Gramarye is intended as a place to collect thoughts about culture, theory, education, and sundry other topics. For years I’ve kept a livejournal, but LJ’s essentially closed-off nature can be somewhat confining, and I just recently acquired a textdrive account, opening up new possibilities—like using wordpress for my blogging needs.

The name is taken from the Kipling quote that opens TH White’s Once and Future King,


She is not any common Earth
Water or Wood or Air
But Merlin’s Isle of Gramarye
Where you and I will fare

Of course, “gramarye” in this case, as you may well know, just means “magic,” but it means magic by way of meaning grammar—i.e., from back in a time where learning was so scarce that a basic knowledge of Latin grammar was considered sufficient to work great wonders. Despite the fact that grammar (in either my native English or my three-year Sanskrit) has never, ever been my strong point, I like the idea of the connection between language and power, especially a transgressive, transformative, and ultimately imaginary power like magic. (Obviously I’m engaging in the Etymological Fallacy here; so sue me.) And obviously it helps that I first encountered “gramarye” in Susan Cooper’s The Dark is Rising series, which were one of the major formative texts of my youth—probably the first books I ever read that really made a mark on me.

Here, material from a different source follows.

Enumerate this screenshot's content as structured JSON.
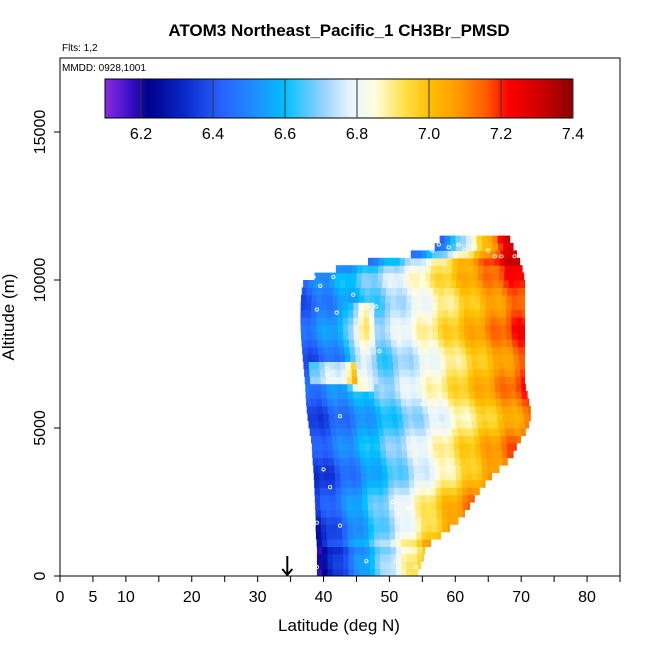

I believe it’s pronounced “grammar-ee”, but in my head it’s always been “grammar-ai”, thanks to the final -ye.

Me

For more information about me, see the Unlikely Glossary Project page on me.

If you feel a burning need to know even more, you can see quite a bit about where my head’s at from my 43things account or my bloglines feeds or clip blog

I also used to be a very devoted editor at Wikipedia, especially on the Buddhism pages, but I’ve been neglecting it for months, because of other demands on my time. Hopefully I’ll be able to change this at some point in the future.

If you feel a need to contact me for any reason (well, any legal, moral reason that won’t scare me), feel free to email me. Funny spam is also welcome; unfunny spam is, of course, discouraged.

If you’re into FOAF (and, really, who isn’t?), I have a wildly un-kempt FOAF file here which you can view through the lovely FOAF Explorer if you aren’t feeling so machine-like.

UGP

The Unlikely Glossary Project is my semi-personal wiki, the idea of which is to serve as a sort of user’s guide to the (often inexplicable) things I say. So if you find yourself wondering what the hell I mean by TWDCR, for example, the UGP is a good place to check.